Aurora Cannabis Inc. (TSX:ACB). Down $5.65 or 23.6 per cent to $18.31. Aurora Cannabis Inc.'s chief executive says his company is back on track for success, after spending last year fixated on a dramatic restructuring involving hundreds of layoffs and several facility closures. Miguel Martin said the company made some tough decisions such as streamlining Aurora's operations and adapting to evolving consumer demands. With much of Aurora's restructuring complete, Martin said he is now focused on finding opportunities for growth and creating an economic model that balances where the industry is today with where it's going. Aurora lost $292.8 million in its most recent quarter, down from a loss of $1.3 billion a year ago, while revenues increased 22.7 per cent to $67.6 million.
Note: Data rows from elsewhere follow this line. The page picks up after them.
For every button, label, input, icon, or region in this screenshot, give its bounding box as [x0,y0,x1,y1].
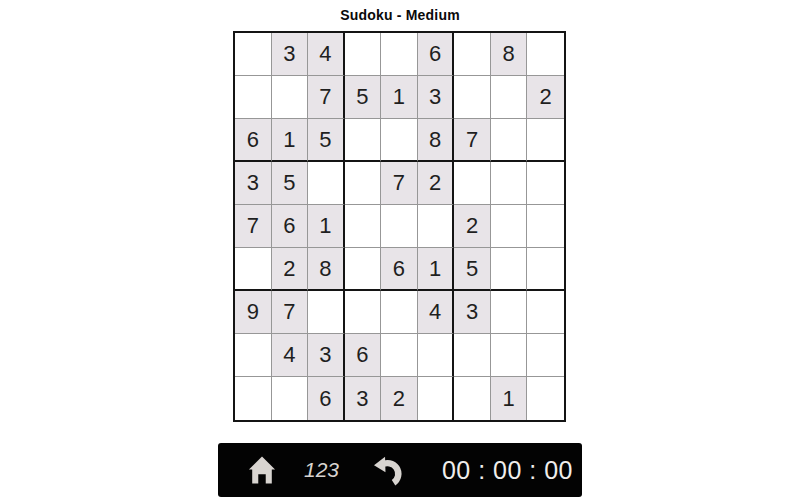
cell-r3c2[interactable]: 1 [272,119,309,162]
cell-r2c3[interactable]: 7 [308,76,345,119]
cell-r2c6[interactable]: 3 [418,76,455,119]
cell-r7c2[interactable]: 7 [272,291,309,334]
cell-r4c5[interactable]: 7 [381,162,418,205]
page-title: Sudoku - Medium [0,7,800,23]
cell-r5c7[interactable]: 2 [454,205,491,248]
cell-r7c8[interactable] [491,291,528,334]
cell-r8c9[interactable] [527,334,564,377]
cell-r2c8[interactable] [491,76,528,119]
cell-r5c1[interactable]: 7 [235,205,272,248]
cell-r7c9[interactable] [527,291,564,334]
cell-r1c2[interactable]: 3 [272,33,309,76]
cell-r6c9[interactable] [527,248,564,291]
cell-r6c6[interactable]: 1 [418,248,455,291]
home-icon [248,454,276,486]
cell-r3c1[interactable]: 6 [235,119,272,162]
cell-r9c1[interactable] [235,377,272,420]
cell-r2c4[interactable]: 5 [345,76,382,119]
cell-r3c6[interactable]: 8 [418,119,455,162]
cell-r4c7[interactable] [454,162,491,205]
cell-r4c3[interactable] [308,162,345,205]
cell-r2c2[interactable] [272,76,309,119]
cell-r6c3[interactable]: 8 [308,248,345,291]
cell-r1c3[interactable]: 4 [308,33,345,76]
cell-r1c1[interactable] [235,33,272,76]
cell-r1c9[interactable] [527,33,564,76]
cell-r6c8[interactable] [491,248,528,291]
cell-r8c1[interactable] [235,334,272,377]
cell-r7c1[interactable]: 9 [235,291,272,334]
cell-r9c5[interactable]: 2 [381,377,418,420]
cell-r3c3[interactable]: 5 [308,119,345,162]
cell-r9c2[interactable] [272,377,309,420]
cell-r4c2[interactable]: 5 [272,162,309,205]
cell-r9c7[interactable] [454,377,491,420]
cell-r9c8[interactable]: 1 [491,377,528,420]
cell-r6c1[interactable] [235,248,272,291]
sudoku-app: Sudoku - Medium 346875132615873572761228… [0,0,800,500]
cell-r1c8[interactable]: 8 [491,33,528,76]
cell-r5c8[interactable] [491,205,528,248]
cell-r7c7[interactable]: 3 [454,291,491,334]
cell-r6c5[interactable]: 6 [381,248,418,291]
home-button[interactable] [248,454,276,486]
cell-r8c3[interactable]: 3 [308,334,345,377]
cell-r8c5[interactable] [381,334,418,377]
cell-r5c2[interactable]: 6 [272,205,309,248]
bottom-toolbar: 123 00 : 00 : 00 [218,443,582,497]
cell-r6c2[interactable]: 2 [272,248,309,291]
number-mode-button[interactable]: 123 [304,458,339,482]
cell-r4c8[interactable] [491,162,528,205]
cell-r5c6[interactable] [418,205,455,248]
cell-r6c4[interactable] [345,248,382,291]
cell-r1c7[interactable] [454,33,491,76]
cell-r3c4[interactable] [345,119,382,162]
cell-r3c8[interactable] [491,119,528,162]
cell-r8c4[interactable]: 6 [345,334,382,377]
cell-r5c3[interactable]: 1 [308,205,345,248]
cell-r1c5[interactable] [381,33,418,76]
cell-r3c5[interactable] [381,119,418,162]
undo-icon [373,453,409,487]
sudoku-board: 34687513261587357276122861597434366321 [233,31,566,422]
cell-r8c7[interactable] [454,334,491,377]
cell-r9c3[interactable]: 6 [308,377,345,420]
cell-r2c7[interactable] [454,76,491,119]
cell-r4c6[interactable]: 2 [418,162,455,205]
cell-r3c9[interactable] [527,119,564,162]
cell-r6c7[interactable]: 5 [454,248,491,291]
cell-r2c9[interactable]: 2 [527,76,564,119]
cell-r7c5[interactable] [381,291,418,334]
game-timer: 00 : 00 : 00 [442,456,573,485]
cell-r2c5[interactable]: 1 [381,76,418,119]
cell-r7c4[interactable] [345,291,382,334]
cell-r1c4[interactable] [345,33,382,76]
cell-r5c9[interactable] [527,205,564,248]
cell-r3c7[interactable]: 7 [454,119,491,162]
cell-r4c9[interactable] [527,162,564,205]
undo-button[interactable] [373,452,409,488]
cell-r8c2[interactable]: 4 [272,334,309,377]
cell-r9c4[interactable]: 3 [345,377,382,420]
cell-r2c1[interactable] [235,76,272,119]
cell-r9c9[interactable] [527,377,564,420]
cell-r9c6[interactable] [418,377,455,420]
cell-r8c8[interactable] [491,334,528,377]
cell-r5c4[interactable] [345,205,382,248]
cell-r4c4[interactable] [345,162,382,205]
cell-r8c6[interactable] [418,334,455,377]
cell-r5c5[interactable] [381,205,418,248]
cell-r4c1[interactable]: 3 [235,162,272,205]
cell-r7c3[interactable] [308,291,345,334]
cell-r7c6[interactable]: 4 [418,291,455,334]
cell-r1c6[interactable]: 6 [418,33,455,76]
Bombardier Inc. — Bombardier Inc. said Thursday it will reduce its overall workforce by about 1,600 jobs as it anticipates a years-long recovery in the aviation industry. In addition to the cuts, the company is consolidating its Global aircraft completion work in Montreal and reviewing options for underutilized hangar and industrial space at its Quebec facilities, in a bid to generate savings amid an uncertain time for aviation demand. The company said the cuts will bring its global workforce to 13,000 by the end of the year. Bombardier said it will end production of Learjet aircraft later this year, allowing it to focus on its more profitable Challenger and Global aircraft families.